Regarded as a possible national championship contender -- or at the very least, a BCS bowl team -- the Tennessee Volunteers struggled early in the season and collapsed at the end, finishing 5-6 and spending the bowl season at home.

Needless to say, the large and vocal Rocky Top crowd was less than thrilled. Head coach Philip Fulmer was a frequent target of blame, along with offensive coordinator Ricky Sanders (who was made the sacrificial lamb and fired), quarterback Rick Clausen (six touchdown passes, six interceptions), the offensive line (for not protecting Clausen), RB Gerald Riggs Jr. (underachieving and often injured), the astrological signs and the Almighty.

"It was rare, certainly, that we did not play up to the standards that we established here," said Fulmer earlier this week at the beginning of spring practice.

The operative term during the offseason was "damage control." When Sanders exited, former OC David Cutcliffe was brought back from the University of Mississippi.

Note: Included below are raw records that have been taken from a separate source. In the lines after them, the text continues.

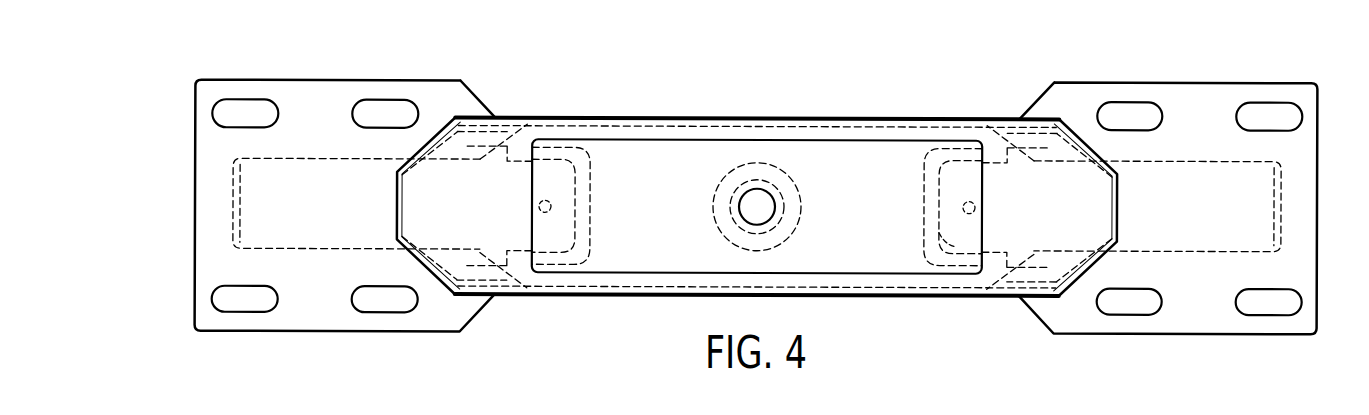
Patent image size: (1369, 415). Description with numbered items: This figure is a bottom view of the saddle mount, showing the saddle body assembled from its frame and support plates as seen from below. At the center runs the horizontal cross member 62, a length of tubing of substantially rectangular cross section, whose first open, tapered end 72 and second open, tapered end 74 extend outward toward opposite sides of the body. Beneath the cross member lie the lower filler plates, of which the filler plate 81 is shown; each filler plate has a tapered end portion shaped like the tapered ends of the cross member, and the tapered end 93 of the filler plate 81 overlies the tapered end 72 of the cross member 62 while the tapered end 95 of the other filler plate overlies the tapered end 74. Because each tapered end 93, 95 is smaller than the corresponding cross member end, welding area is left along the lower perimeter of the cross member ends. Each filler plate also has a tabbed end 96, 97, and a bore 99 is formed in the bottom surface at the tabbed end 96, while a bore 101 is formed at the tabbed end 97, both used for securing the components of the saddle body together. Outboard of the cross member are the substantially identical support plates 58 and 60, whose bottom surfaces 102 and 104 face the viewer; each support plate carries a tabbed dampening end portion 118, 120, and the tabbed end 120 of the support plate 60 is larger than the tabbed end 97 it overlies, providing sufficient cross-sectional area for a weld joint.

The support plate 58 is at (1316, 84).
The support plate 60 is at (198, 80).
The horizontal cross member 62 is at (800, 116).
The first open, tapered end 72 is at (1079, 141).
The second open, tapered end 74 is at (396, 203).
The filler plate/force absorbing member 81 is at (1005, 190).
The tapered end portion 93 is at (1113, 210).
The tapered end portion 95 is at (405, 203).
The tabbed end 96 is at (955, 233).
The tabbed end 97 is at (578, 215).
The bore 99 is at (976, 213).
The bore 101 is at (538, 207).
The bottom surface 102 is at (1192, 105).
The bottom surface 104 is at (304, 90).
The tabbed dampening end portion 118 is at (925, 175).
The tabbed dampening end portion 120 is at (590, 186).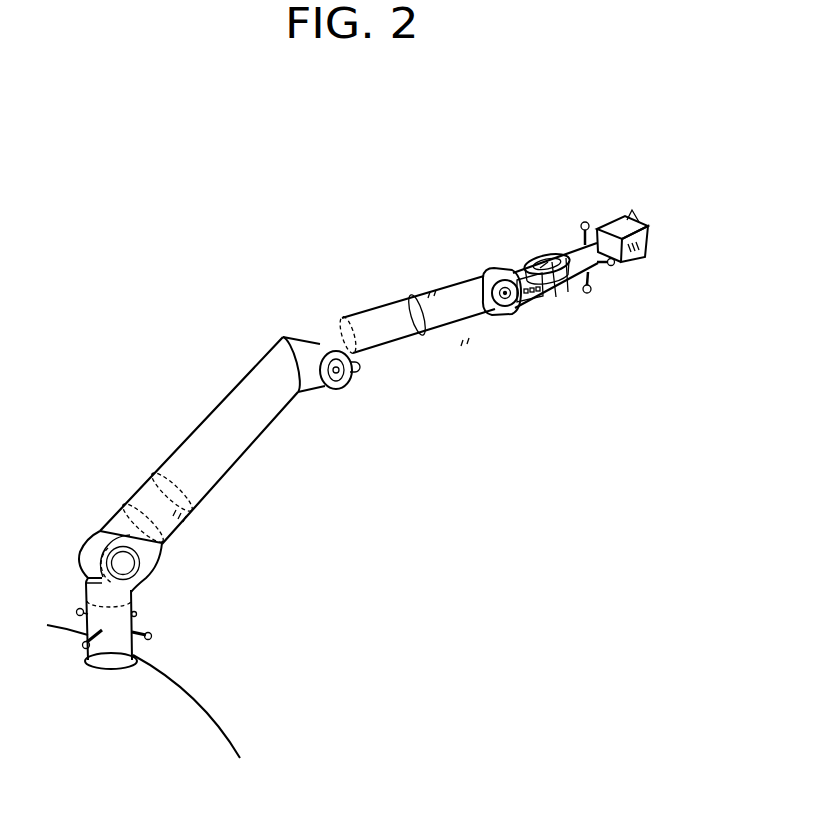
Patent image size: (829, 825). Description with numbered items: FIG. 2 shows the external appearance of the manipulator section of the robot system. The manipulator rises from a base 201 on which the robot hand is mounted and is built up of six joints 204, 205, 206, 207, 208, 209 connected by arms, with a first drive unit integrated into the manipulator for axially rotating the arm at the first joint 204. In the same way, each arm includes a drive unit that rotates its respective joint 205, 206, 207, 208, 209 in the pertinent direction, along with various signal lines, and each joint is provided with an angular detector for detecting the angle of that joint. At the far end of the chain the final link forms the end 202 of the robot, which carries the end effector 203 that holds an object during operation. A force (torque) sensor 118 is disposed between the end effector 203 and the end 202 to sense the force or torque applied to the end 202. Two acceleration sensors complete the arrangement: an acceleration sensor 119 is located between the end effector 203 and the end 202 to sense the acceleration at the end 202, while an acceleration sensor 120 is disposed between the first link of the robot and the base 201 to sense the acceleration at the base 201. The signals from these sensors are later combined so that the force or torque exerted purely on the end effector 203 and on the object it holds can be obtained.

The force (torque) sensor 118 is at (605, 266).
The acceleration sensor 119 is at (580, 229).
The acceleration sensor 120 is at (142, 637).
The base 201 is at (215, 745).
The end 202 is at (563, 251).
The end effector 203 is at (622, 238).
The joint 204 is at (133, 607).
The joint 205 is at (132, 569).
The joint 206 is at (349, 383).
The joint 207 is at (425, 337).
The joint 208 is at (508, 316).
The joint 209 is at (555, 293).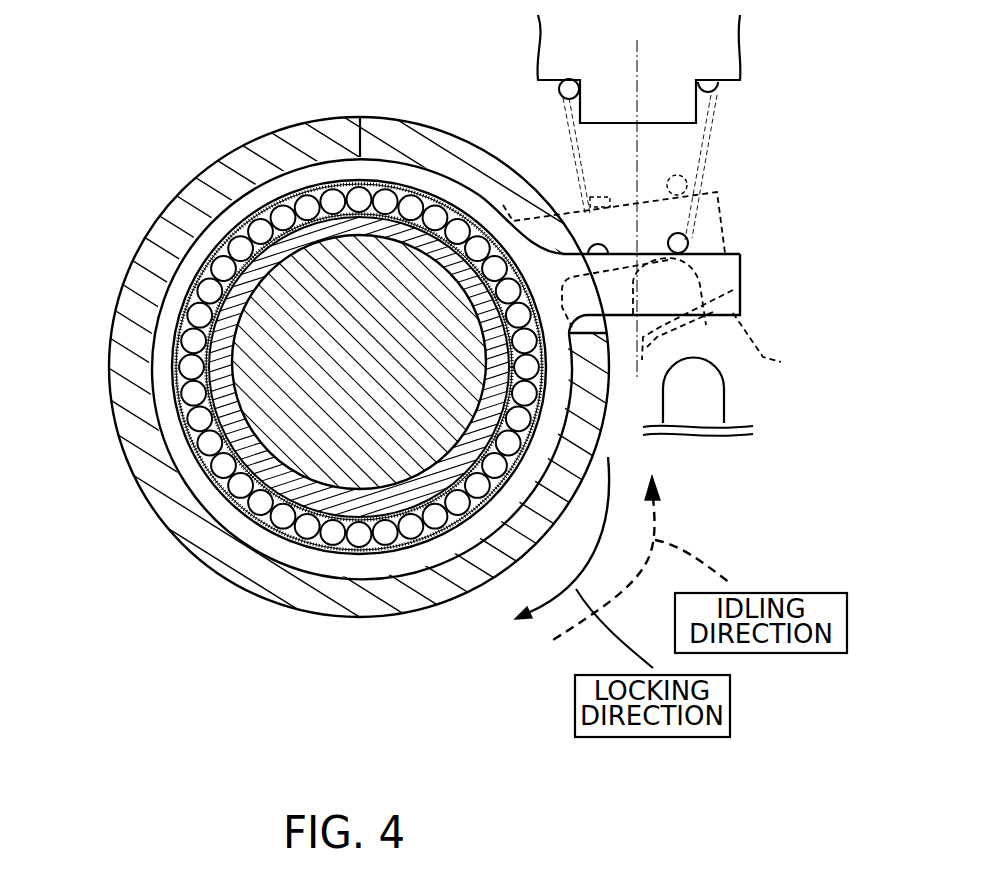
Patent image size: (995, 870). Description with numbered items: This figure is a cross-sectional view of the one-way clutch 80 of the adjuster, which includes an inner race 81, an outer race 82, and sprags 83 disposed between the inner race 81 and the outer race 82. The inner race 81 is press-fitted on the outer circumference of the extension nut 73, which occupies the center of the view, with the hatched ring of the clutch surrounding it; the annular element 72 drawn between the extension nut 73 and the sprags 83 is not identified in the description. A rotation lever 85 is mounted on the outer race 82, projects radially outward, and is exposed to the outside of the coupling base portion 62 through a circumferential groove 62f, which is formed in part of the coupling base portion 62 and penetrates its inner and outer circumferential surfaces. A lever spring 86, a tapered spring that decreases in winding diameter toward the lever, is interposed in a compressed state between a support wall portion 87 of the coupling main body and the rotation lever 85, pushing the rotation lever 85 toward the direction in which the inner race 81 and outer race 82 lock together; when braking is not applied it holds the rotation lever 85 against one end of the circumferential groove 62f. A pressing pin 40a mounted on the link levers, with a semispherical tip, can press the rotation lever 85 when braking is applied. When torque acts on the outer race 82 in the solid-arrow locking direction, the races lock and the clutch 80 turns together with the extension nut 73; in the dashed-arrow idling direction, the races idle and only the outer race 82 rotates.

The pressing pin 40a is at (725, 378).
The coupling base portion 62 is at (333, 118).
The circumferential groove 62f is at (368, 136).
The inner race 72 is at (278, 263).
The extension nut 73 is at (311, 295).
The one-way clutch 80 is at (297, 417).
The inner race 81 is at (347, 548).
The outer race 82 is at (306, 553).
The sprags 83 is at (412, 532).
The rotation lever 85 is at (742, 254).
The lever spring 86 is at (688, 240).
The support wall portion 87 is at (698, 63).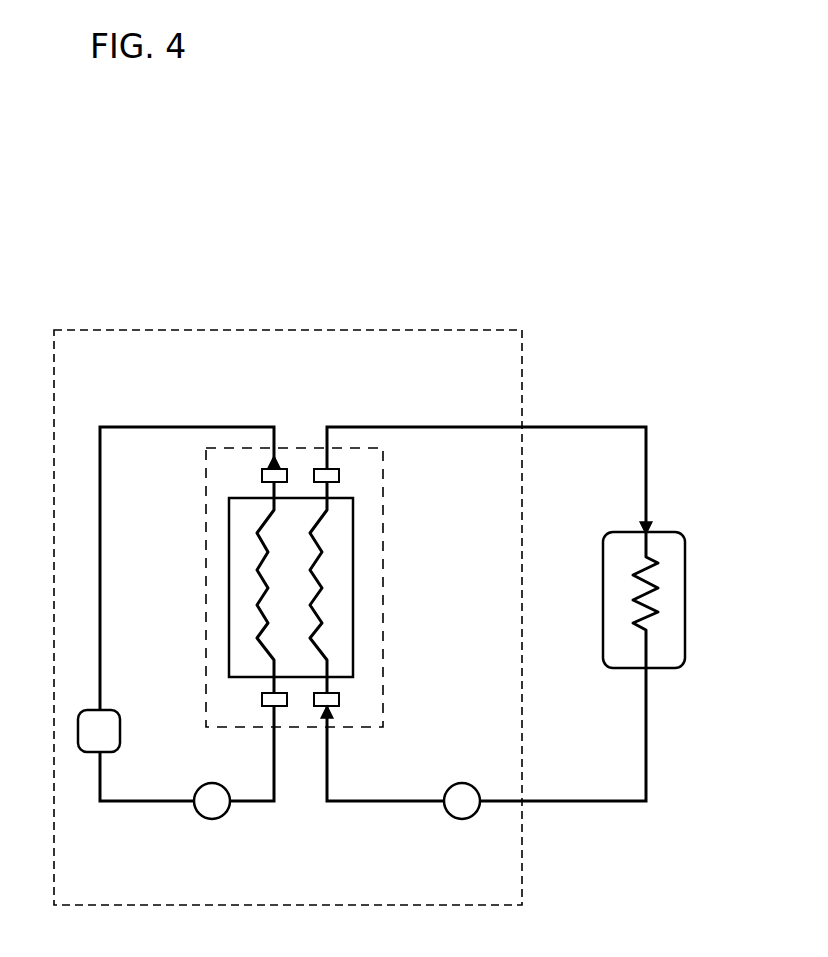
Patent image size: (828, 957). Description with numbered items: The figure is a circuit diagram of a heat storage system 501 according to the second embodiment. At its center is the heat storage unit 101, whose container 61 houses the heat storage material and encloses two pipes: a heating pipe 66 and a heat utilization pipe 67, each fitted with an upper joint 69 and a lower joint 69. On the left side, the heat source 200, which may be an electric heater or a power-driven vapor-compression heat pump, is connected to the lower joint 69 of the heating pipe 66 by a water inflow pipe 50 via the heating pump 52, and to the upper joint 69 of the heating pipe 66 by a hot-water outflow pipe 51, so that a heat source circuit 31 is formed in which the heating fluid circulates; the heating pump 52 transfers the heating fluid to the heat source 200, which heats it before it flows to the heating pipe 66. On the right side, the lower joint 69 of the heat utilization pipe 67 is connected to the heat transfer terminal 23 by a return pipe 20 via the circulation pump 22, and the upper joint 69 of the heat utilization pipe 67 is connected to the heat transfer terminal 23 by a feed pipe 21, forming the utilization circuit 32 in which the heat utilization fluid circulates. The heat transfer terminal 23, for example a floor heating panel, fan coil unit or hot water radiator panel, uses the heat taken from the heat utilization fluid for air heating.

The heat storage system 501 is at (415, 330).
The hot-water outflow pipe 51 is at (146, 427).
The heat source circuit 31 is at (211, 416).
The feed pipe 21 is at (387, 427).
The utilization circuit 32 is at (457, 414).
The joint 69 is at (262, 477).
The heat storage unit 101 is at (206, 512).
The container 61 is at (355, 526).
The heating pipe 66 is at (257, 570).
The heat utilization pipe 67 is at (322, 585).
The heat transfer terminal 23 is at (673, 532).
The heat source 200 is at (122, 726).
The water inflow pipe 50 is at (153, 803).
The heating pump 52 is at (214, 821).
The return pipe 20 is at (407, 803).
The circulation pump 22 is at (464, 821).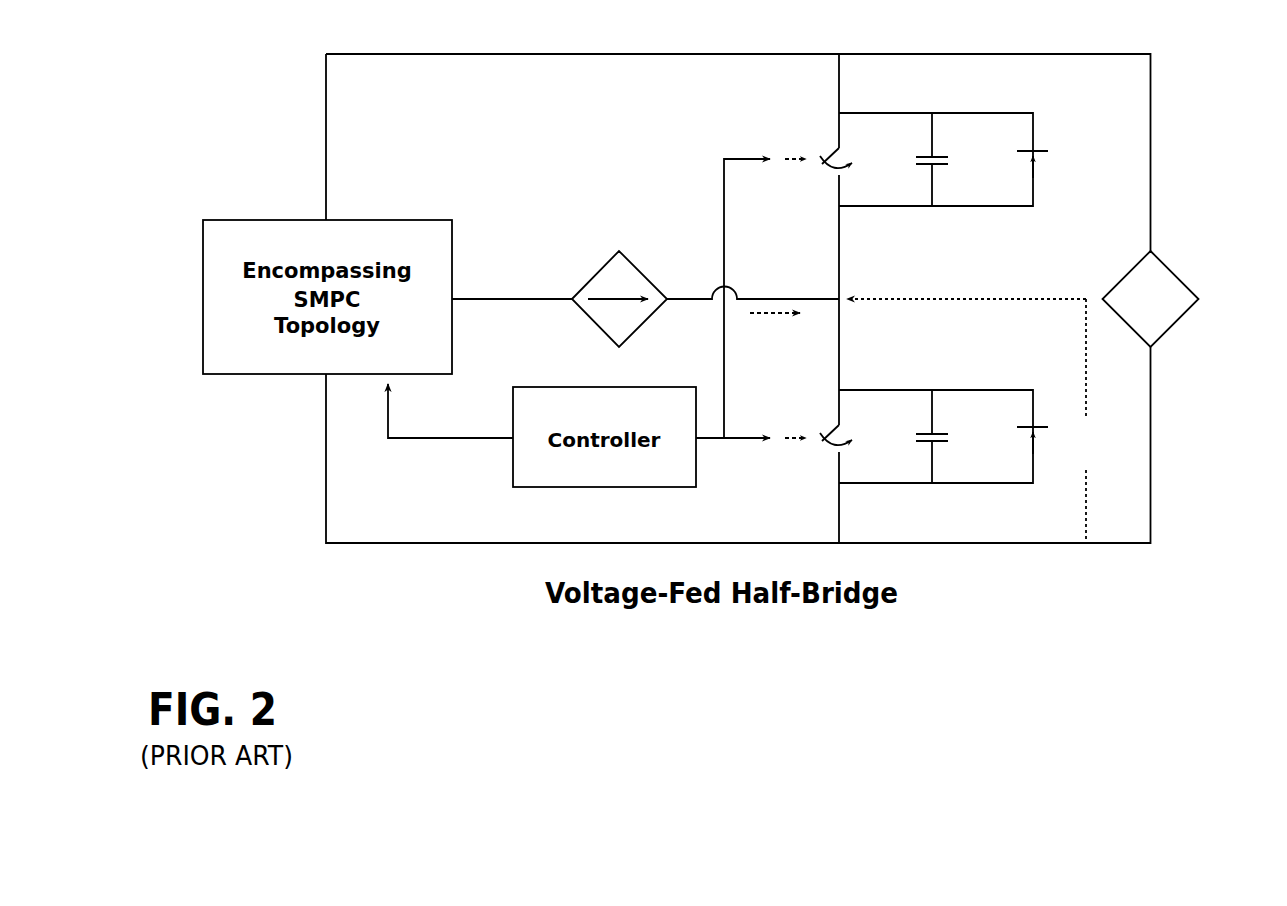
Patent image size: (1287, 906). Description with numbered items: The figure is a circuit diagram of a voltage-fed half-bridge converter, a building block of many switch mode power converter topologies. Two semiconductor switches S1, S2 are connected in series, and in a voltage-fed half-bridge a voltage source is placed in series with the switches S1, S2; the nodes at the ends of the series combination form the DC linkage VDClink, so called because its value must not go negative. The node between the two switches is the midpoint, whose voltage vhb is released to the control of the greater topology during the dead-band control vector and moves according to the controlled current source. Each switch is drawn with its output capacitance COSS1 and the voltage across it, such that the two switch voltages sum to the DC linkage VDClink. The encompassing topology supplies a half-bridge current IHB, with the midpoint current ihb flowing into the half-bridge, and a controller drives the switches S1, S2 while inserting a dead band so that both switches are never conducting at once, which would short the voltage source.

The switch S1 is at (820, 147).
The switch S2 is at (820, 424).
The switch output capacitance COSS1 is at (943, 298).
The DC linkage VDClink is at (1182, 299).
The half-bridge input current source IHB is at (645, 299).
The half-bridge current ihb is at (775, 332).
The half-bridge midpoint voltage vhb is at (975, 421).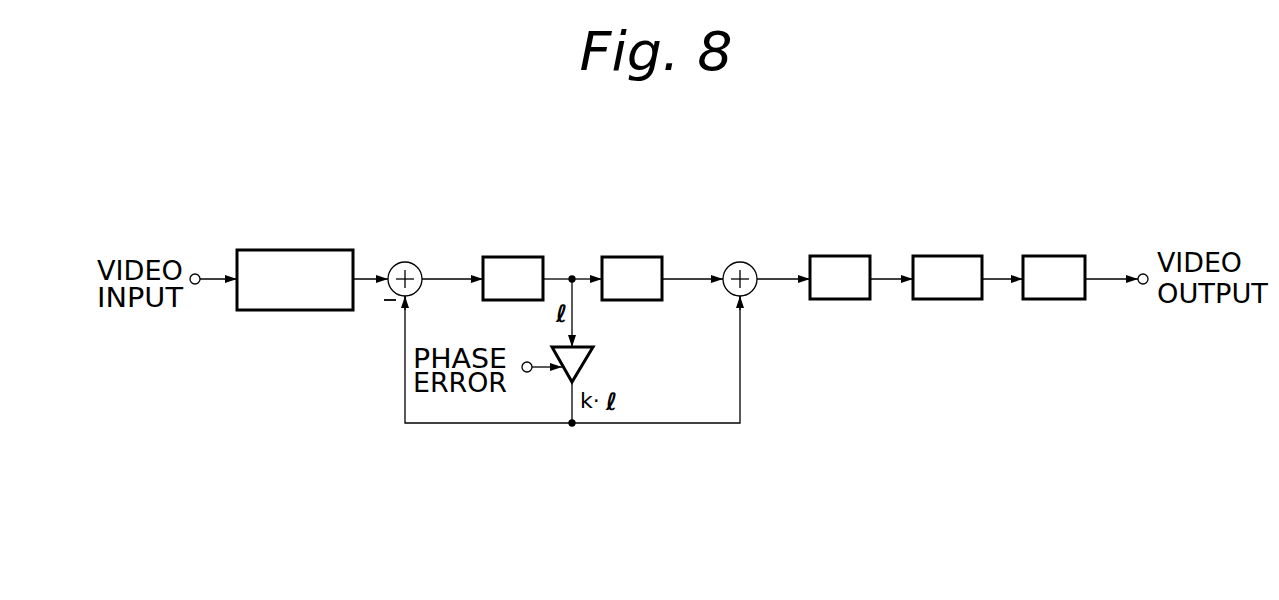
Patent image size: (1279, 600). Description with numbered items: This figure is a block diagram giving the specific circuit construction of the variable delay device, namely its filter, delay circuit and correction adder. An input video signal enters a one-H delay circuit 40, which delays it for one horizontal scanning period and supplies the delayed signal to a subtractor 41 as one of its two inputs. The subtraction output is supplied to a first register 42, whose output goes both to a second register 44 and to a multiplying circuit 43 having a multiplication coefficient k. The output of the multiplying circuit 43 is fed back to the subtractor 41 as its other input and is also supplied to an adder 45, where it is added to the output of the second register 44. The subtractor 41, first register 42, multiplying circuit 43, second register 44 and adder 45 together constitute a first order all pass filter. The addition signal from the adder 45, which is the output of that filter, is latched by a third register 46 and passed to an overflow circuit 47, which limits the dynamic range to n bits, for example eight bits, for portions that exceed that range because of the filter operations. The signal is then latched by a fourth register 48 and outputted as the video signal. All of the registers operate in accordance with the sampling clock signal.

The 1 H delay circuit 40 is at (298, 248).
The subtractor 41 is at (408, 262).
The first register 42 is at (516, 254).
The multiplying circuit 43 is at (593, 357).
The second register 44 is at (638, 254).
The adder 45 is at (742, 262).
The third register 46 is at (845, 254).
The overflow circuit 47 is at (953, 254).
The fourth register 48 is at (1058, 254).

Game film was dissected, put back together and dissected again.

"Everything's been reviewed and looked at," said Fulmer. "Certainly, we have to find and grow our leadership. We need to get our edge back."

On closer examination, the first half of UT's 2005 season -- while disappointing -- wasn't all that bad. Red flags did go up when Fulmer's team only beat Alabama-Birmingham 17-10 in its opener, and a subsequent 16-7 loss to arch-rival Florida was a definite setback. But the Vols then knocked off LSU in Baton Rouge, 30-27 in overtime and beat Ole Miss convincingly. The offense sputtered again in a 27-14 loss to Georgia and took the day off against Alabama (6-3, Tide). Then things got ugly, with losses to South Carolina as well as Vanderbilt and a brutal beating (41-21) at the hands of Notre Dame.

Early on, the Tennessee staff rotated Clausen and Erik Ainge at quarterback in a desperate attempt to get the offense going. Amateur psychologists among the UT faithful saw that ploy as wrecking the confidence of both players. Nor did it help when defensive leader Jason Allen suffered a season-ending hip injury midway.

But that's all in the rear view mirror now, and Fulmer said: "I can't remember being more eager about a spring practice since my days as a player."

If nothing else, the Vols may have scored some good karma in 2005. The team generously agreed to fly back from LSU without spending the night so as not to displace a Holiday Inn Select full of Katrina refugees. In appreciation, the hotel chain later sent a $10,000 check to the UT athletic department.

Moreover, Erik Ainge is back at QB, minus Clausen. But which Erik Ainge -- the kid who threw 17 touchdown passes as a freshman or the Erik Ainge whose five scoring tosses in 2005 were trumped by seven interceptions? Part of the mystery might be physical -- apparently, Ainge suffered from a severe case of turf toe last season that limited his mobility.

Redshirt freshman Jonathan Crompton is being groomed as the QB of the future, but some of the more irreverent Tennessee fans would probably love to see the emergence of another Volunteers quarterback with arguably the greatest name in college football -- Jim Bob Cooter.

Sophomore Arian Foster will be the feature running back, having benefited from extensive 2005 playing time while Riggs was hurt. Trooper Taylor has been shuffled from running backs coach to receiver coach, where his job is to figure out how the entire pass-catching corps only managed to gain 987 yards and score seven times (an off-year for most individual Florida receivers). Leading returning wideout Robert Meachem and speedy Lucas Taylor (the Vols' return man as a freshman) will be the keys.

The Tennessee Volunteers defense performed heroically last fall until it finally buckled under the weight of injuries and the strain of spending so much time on the field. Then graduation took a major toll, but Fulmer sees LB Justin Harrell, DT Turk McCoy and DB Antwan Stewart as a promising core group.

Fulmer knows that another season like 2005 will mean a mandatory career change. And that the Southeastern Conference and the Tennessee alumni are unforgiving.